Les noms de médicaments, casse-tête des laboratoires
Trouver un nom pour un nouveau médicament? L'exercice peut sembler anodin, comparé à la découverte et au long développement d'une molécule. Pourtant, cocher toutes les cases réglementaires en la matière peut causer aux laboratoires de sérieux maux de tête.
"Tussilix", "Céliprane" ou "Voxipur" étaient des noms de médicaments parfaitement acceptables juridiquement, respectant le droit de la propriété intellectuelle. Mais ils sont passés à la trappe.
Aucun de ces exemples, piochés sur les deux dernières années, n'a pu franchir la deuxième étape redoutée des laboratoires, celle de l'autorisation réglementaire par l'Agence nationale de sécurité des médicaments (ANSM).
Motifs invoqués: les deux premiers étaient trop proches de noms de médicaments déjà commercialisés en France, risquant de créer une confusion, et le troisième avait une connotation trop commerciale, en sous-entendant la notion peu tangible de pureté.
De tels refus par l'ANSM deviennent fréquents: sur 400 nouvelles dénominations qui lui ont été soumises en 2016, 269 ont été rejetées.

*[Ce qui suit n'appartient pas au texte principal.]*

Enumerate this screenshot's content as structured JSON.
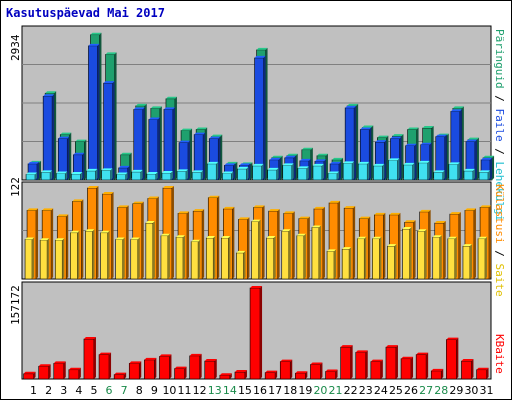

La proportion est similaire depuis le début de cette année, selon des statistiques de l'agence consultés par l'AFP. Les discussions pour trouver un nom de compromis peuvent prendre jusqu'à 6 mois.
"Le médicament, c'est ce qu'il y a de plus difficile quand on cherche des noms de marque", confirme à l'AFP Cyril Gaillard, directeur de Bénéfik, agence spécialisée dans la création de noms de marque, y compris pour des groupes pharmaceutiques.
Car à l'inverse de biens de consommation ordinaires, "un nom d'un médicament ne peut pas communiquer sur le fait qu'il soit positif, sous-entendu qu'il va soigner", explique M. Gaillard.
Exit donc les préfixes et suffixes valorisants, ("ultra", "super", etc.), les anglicismes, jugés eux aussi promotionnels, ou encore les références à la naturalité ("bio").
Et comme beaucoup de laboratoires prévoient souvent des lancements internationaux, "ça oblige à trouver un nom qui ne veut rien dire un peu partout, un peu tarabiscoté", ajoute M. Gaillard.
"Si on met toutes les variables l'une à côté de l'autre pour trouver le bon nom, c'est un casse-tête", résume Daphné Lecomte-Somaggio, déléguée générale de l'Afipa, l'association française des fabricants de médicaments vendus sans ordonnance.
C'est sur ce marché de l'automédication que le marketing des laboratoires est le plus agressif, les marques s'adressant directement aux patients et la concurrence entre elles étant exacerbée par la tendance au déremboursement de médicaments.
"On nous a même proposé un nom de médicament pédiatrique s'inspirant d'un personnage de l'univers de Mario", le célèbre héros de jeux vidéo, s'indigne Carole Le Saulnier, directrice des affaires réglementaires et juridiques de l'ANSM, interrogée par l'AFP.
- Serrage de vis en perspective -
Soucieuse d'éviter une banalisation du médicament, l'ANSM prévoit de relever ses recommandations d'ici cet automne, après avoir mené une consultation publique l'an dernier.
Dans son collimateur notamment figurent les marques ombrelles, des marques célèbres et souvent anciennes des laboratoires, qui les déclinent en des gammes de produits parfois très variés.
Ces noms "peuvent entraîner de la confusion" chez les patients car elles ont tendance à être utilisés à la fois pour des médicaments et pour d'autres produits comme des compléments alimentaires, des cosmétiques ou des dispositifs médicaux", explique Mme Le Saulnier.
"On a aussi des médicaments qui ont le même nom, mais pas les mêmes substances actives, ce n'est pas acceptable", estime-t-elle.
L'ANSM compte aussi davantage encadrer les mentions des arômes des médicaments, après avoir constaté des dérives ces dernières années.
Début 2016 les laboratoires Upsa avaient ainsi dû modifier les emballages de leur produit phare, l'antalgique Efferalgan, après avoir affiché de manière disproportionnée aux yeux de l'ANSM ses nouveaux goûts "Capuccino" et "vanille-fraise".
"Nous ne sommes pas contre les arômes dans les médicaments, mais on ne veut pas que cela devienne un argument purement commercial, en gros caractères, comme pour un bonbon. Tout est une question de proportionnalité. Il faut que les laboratoires prennent leurs responsabilités", affirme Mme Le Saulnier.
Pour l'Afipa, les arômes ne sont "pas un problème de santé publique" et permettent au contraire une meilleure observance des traitements, notamment chez les enfants. "Si l'ANSM va un peu trop loin en complexifiant inutilement les règles, nous ne nous laisserons pas faire", prévient Mme Lecomte-Somaggio.